Nicholas Negroponte  (Being Digital):  Of the MIT Media Lab and Wired Magazine.  Negroponte’s writing is some of the most insightful about digital technology and its possible future implications. But his vision seems largely of the Post-Industrial/Information Age sort.  It would gain an important additional level of perspective and substance if his picture of technology driven change were married with a deeper appreciation for cultural forces.

Edward O. Wilson  (The Future of Life):  Wilson’s writing represents some of the most poetic and reverent of scientific description.  It is notable also for the attention it gives to that critical question of planetary limits.  In the end, Wilson’s worldview is a form of scientism, but it is scientism of the soft sort that does not present great harm to more overtly integrative conception.

Ken Wilber (A Brief History of Everything):  Wilber’s thinking is the most often cited of the Transformational/New Paradigm sort.  He is overt in taking on the task of integrative, big-picture conception and engages important questions of our time in often provocative ways.  But in the end, in spite of the integrative intent, Wilber’s work represents an essentially spiritual cosmology.  It is thus very limited in its practical applicability to complex questions and vulnerable to Unity Fallacy interpretations.  (CST views Wilber’s work as effectively engaging cultural maturity’s threshold but also biased well to the left by the overriding left-hand inclinations of his particular personality style—see CST site.)

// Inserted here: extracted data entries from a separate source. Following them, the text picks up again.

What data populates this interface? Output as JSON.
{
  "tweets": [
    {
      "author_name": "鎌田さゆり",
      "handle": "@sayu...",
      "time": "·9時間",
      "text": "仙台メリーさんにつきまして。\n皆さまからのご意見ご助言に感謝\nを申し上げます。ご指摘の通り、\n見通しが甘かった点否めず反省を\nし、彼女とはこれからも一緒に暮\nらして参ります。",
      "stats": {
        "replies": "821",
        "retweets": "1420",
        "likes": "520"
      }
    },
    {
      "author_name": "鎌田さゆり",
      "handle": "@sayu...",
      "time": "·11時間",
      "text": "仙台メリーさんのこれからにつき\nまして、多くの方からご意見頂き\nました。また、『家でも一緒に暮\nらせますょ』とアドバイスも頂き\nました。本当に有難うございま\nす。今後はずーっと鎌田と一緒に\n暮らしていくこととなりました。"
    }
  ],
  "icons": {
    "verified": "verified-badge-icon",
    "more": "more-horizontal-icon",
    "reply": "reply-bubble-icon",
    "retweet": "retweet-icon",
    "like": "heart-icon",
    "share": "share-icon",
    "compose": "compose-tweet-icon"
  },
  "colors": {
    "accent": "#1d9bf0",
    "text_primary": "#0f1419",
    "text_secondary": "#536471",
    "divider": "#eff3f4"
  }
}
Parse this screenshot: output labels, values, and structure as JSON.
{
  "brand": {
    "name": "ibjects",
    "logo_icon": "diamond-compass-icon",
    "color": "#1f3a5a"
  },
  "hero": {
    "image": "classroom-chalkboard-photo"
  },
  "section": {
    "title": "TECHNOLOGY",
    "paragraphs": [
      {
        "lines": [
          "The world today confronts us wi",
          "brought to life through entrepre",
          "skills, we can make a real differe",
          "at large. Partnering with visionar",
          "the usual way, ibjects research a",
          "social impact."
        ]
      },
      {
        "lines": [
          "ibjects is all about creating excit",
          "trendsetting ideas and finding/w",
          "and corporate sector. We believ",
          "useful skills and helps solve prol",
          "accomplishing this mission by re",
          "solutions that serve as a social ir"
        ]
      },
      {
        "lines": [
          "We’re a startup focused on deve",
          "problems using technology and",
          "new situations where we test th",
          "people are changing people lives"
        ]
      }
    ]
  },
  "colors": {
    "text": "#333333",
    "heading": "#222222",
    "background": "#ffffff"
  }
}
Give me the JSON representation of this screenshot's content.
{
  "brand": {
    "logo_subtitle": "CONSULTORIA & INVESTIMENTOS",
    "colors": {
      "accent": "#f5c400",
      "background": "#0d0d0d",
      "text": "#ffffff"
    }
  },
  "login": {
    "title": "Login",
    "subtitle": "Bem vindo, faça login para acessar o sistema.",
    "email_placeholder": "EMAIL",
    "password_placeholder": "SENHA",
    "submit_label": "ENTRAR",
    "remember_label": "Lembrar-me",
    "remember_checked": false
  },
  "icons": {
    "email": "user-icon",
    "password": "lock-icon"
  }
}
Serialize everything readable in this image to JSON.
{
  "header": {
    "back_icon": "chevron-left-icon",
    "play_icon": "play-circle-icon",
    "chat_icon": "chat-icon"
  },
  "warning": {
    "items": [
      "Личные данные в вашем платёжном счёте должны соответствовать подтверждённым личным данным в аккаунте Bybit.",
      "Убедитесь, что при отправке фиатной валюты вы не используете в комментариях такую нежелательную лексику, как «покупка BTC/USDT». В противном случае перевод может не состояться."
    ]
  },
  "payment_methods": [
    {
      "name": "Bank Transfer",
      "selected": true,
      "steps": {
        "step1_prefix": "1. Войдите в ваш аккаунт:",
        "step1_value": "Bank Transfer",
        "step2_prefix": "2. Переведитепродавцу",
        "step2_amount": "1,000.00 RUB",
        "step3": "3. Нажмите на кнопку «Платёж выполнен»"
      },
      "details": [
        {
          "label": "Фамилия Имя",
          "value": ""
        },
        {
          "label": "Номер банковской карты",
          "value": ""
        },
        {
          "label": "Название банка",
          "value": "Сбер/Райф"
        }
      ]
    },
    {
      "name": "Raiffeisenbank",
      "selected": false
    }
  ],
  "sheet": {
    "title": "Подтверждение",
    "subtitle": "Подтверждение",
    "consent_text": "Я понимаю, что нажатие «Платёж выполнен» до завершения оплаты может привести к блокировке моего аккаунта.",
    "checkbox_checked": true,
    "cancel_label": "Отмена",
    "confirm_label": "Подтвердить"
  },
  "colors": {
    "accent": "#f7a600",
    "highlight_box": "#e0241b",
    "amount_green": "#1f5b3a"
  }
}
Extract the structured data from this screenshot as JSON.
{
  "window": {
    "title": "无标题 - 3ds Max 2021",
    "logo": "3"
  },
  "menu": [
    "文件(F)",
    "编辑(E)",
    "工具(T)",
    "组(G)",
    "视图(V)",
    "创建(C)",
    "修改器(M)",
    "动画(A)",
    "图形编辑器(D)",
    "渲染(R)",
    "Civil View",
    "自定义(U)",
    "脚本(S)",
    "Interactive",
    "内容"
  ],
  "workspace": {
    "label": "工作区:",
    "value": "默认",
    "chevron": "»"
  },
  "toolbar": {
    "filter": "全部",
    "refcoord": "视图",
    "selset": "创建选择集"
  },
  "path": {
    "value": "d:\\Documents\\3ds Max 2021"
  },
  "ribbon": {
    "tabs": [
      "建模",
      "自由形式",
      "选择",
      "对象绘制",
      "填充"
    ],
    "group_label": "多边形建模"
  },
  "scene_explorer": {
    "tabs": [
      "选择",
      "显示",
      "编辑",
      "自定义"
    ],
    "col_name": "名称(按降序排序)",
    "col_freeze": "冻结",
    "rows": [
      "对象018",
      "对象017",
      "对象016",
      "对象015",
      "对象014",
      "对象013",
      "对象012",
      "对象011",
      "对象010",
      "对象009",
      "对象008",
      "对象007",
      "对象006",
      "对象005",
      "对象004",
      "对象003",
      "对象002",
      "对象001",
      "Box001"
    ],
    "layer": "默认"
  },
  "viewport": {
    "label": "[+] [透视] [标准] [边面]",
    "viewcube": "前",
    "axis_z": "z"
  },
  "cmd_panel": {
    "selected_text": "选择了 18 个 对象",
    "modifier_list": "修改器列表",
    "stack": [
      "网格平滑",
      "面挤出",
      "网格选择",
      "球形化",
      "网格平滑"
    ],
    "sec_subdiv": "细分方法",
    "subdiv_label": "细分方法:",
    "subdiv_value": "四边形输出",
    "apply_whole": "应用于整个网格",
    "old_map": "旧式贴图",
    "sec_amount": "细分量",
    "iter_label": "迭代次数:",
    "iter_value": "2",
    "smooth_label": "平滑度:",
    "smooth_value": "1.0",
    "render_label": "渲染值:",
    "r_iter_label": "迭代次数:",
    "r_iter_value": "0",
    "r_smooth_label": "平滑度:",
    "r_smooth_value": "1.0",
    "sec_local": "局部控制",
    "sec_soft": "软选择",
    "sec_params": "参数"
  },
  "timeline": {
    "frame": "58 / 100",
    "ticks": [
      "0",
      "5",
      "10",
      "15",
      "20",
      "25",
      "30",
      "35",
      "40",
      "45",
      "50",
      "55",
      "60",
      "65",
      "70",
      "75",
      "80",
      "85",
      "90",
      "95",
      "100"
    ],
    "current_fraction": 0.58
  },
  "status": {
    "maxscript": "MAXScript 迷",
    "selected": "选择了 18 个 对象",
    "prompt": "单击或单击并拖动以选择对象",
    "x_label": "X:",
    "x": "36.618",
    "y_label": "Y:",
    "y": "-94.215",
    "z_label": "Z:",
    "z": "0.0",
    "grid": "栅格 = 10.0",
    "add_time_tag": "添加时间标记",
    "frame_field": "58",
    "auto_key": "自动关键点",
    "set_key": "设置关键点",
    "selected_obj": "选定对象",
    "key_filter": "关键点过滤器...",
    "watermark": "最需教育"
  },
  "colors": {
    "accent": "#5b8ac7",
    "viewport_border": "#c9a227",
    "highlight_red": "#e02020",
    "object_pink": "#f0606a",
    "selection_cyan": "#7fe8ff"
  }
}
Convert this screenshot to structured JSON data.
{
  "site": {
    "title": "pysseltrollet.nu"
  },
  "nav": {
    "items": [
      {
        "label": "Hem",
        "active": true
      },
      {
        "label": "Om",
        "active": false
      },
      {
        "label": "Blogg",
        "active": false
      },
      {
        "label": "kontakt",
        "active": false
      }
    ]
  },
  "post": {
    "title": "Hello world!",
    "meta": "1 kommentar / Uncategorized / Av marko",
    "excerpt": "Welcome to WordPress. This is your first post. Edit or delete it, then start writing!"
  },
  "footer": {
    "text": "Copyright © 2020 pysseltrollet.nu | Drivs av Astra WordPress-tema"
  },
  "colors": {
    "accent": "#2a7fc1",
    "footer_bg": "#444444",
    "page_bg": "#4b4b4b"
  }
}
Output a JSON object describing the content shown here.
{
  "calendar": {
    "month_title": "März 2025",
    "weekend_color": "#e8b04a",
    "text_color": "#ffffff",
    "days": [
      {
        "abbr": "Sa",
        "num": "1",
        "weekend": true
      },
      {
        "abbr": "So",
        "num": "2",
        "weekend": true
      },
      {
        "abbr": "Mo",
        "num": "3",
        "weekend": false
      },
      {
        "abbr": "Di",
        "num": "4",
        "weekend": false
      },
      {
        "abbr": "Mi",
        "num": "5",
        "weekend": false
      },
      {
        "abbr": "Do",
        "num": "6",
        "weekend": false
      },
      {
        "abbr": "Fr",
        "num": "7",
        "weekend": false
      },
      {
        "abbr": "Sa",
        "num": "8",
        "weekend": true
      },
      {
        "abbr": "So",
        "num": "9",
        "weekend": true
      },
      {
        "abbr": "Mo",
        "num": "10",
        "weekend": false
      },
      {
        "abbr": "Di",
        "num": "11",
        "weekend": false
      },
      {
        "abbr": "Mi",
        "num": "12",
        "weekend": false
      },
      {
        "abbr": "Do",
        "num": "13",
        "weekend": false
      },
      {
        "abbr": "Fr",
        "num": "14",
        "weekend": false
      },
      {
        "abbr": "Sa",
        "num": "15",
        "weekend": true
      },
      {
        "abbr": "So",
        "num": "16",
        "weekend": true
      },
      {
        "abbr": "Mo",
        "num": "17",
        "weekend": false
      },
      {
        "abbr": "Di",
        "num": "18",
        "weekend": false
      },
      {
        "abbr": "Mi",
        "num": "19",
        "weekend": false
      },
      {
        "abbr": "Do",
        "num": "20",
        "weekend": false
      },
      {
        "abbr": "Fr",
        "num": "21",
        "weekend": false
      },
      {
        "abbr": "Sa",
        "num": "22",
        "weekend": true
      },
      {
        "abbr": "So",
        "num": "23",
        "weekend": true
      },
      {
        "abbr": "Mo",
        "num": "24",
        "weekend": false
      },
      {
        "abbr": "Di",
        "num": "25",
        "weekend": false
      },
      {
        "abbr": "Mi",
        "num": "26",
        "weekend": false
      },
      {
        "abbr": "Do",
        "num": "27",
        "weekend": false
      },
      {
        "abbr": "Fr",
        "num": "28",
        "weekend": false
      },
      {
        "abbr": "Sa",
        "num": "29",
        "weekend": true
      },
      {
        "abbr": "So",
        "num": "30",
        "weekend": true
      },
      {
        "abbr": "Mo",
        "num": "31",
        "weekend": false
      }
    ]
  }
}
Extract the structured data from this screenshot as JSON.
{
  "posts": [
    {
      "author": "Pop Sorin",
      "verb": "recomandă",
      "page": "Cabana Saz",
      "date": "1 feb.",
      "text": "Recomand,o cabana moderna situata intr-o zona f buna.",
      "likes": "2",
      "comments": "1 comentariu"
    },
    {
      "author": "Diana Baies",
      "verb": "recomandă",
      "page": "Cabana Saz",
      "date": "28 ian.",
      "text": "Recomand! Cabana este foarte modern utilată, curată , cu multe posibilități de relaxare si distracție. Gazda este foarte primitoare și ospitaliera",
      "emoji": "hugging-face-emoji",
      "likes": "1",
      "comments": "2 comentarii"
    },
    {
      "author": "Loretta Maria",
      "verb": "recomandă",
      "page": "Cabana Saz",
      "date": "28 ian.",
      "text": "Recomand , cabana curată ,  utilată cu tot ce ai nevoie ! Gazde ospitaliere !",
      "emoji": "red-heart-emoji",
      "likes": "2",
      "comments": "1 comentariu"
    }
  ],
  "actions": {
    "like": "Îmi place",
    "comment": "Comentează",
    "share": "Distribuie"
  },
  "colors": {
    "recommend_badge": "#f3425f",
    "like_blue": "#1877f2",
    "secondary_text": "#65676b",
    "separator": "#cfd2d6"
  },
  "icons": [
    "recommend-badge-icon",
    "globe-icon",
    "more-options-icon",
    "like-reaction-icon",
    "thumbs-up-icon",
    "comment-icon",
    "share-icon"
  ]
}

Erwin Laszlo  (Evolution, the Grand Synthesis)  Laszlo has successfully carried on the tradition of early systems thinkers like von Bertolanffy and integrated them with more contemporary perspectives such as those from the sciences of complexity. Increasingly his efforts take on more social and planetary concerns.  However, Laszlo’s more recent contributions often manifest a significant left-hand lean, often to the pint of falling for Unity Fallacies

Thomas Friedman  (The Owl and the Olive Branch)  I find Friedman’s writings in the journalistic sphere notable both for the systemic complexity of thought he brings to difficult questions and his willingness to step over ideological lines.  He also brings a sensitivity to cultural differences rare in political analysis.  He frames planetary change primarily in terms of globalization and technological influences.  I can’t tell if he goes beyond this to see culture itself in developmental terms.